Бескорыстный труд по изучению своей новой родины брат посвятил мечте своих юных дней — свободе человечества. Пусть в Монголии поскорей засияет свет этой свободы, а тех, кто мешал ему идти вперед, — вон из Истории!
Вот на какой ноте я кончаю свои «Записки…» о самом себе и о своей семье.
И последнее. Ушедшим от нас я посвятил вот эти стихи:
ГЛАВА X
Мое ремесло
[133]Я писал о людях — о своих родных, о тех, с кем я встречался на своем пути как драматург.
Но не пора ли поговорить о том, что представляет собой драматургия как вид искусства? Как-никак, это мое ремесло, и хочется поделиться некоторыми мыслями, накопившимися у меня в связи с этим за долгие годы.

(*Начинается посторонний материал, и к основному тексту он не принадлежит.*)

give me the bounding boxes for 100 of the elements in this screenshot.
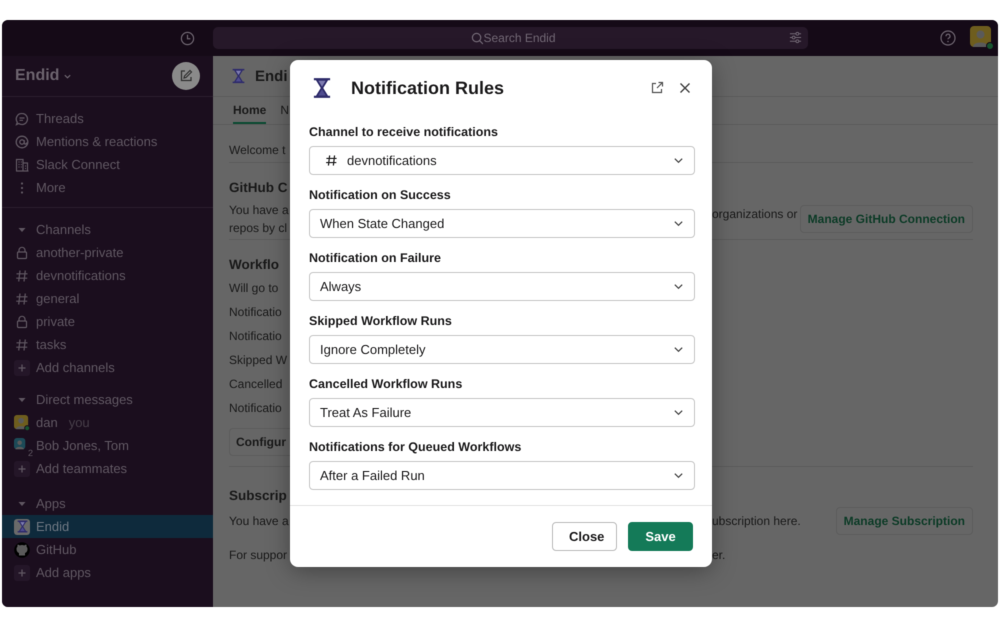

Предваряю: заметки мои не носят характера некоего поучения, свода непререкаемых истин, нет! Просто это мои наблюдения, мой опыт, мои пристрастия, мои ошибки. Многое из того, о чем я здесь говорю, почерпнуто мной как из собственной профессиональной практики, так и из моей преподавательской деятельности в Литературном институте им. А. М. Горького. Хочу подчеркнуть, речь идет об узкопрофессиональных вопросах, о которых не всегда принято говорить. А жаль! Обмен опытом в этом отношении был бы нам, драматургам, особенно молодым, полезен. Итак, разговор о ремесле.
Известно высказывание Л. Толстого о Шекспире. Отсутствие религиозного начала и неразборчивость в выборе театральных средств зачеркнули в глазах великого русского творчество великого англичанина. Характерна и самоирония в «Дневниках» Жюля Ренара
[134], когда он говорит, что обладает известным вкусом к посредственности, что поможет ему для работы в театре…Высокая Проза к своей единокровной сестре, Высокой Драме, относилась в лучшем случае снисходительно. Посредственность по Ренару — это общедоступность, массовость. Зрелищность драмы ревнителям литературы представляется чем-то вроде раскрашенных картинок для тех, кто учится читать. Подобные приспособления чужды Высокой Прозе, которая не нуждается в посредниках, чтобы стать понятной своему читателю. Высокой Драме, для того чтобы явиться зрителю во всем великолепии, необходим Высокий Театр.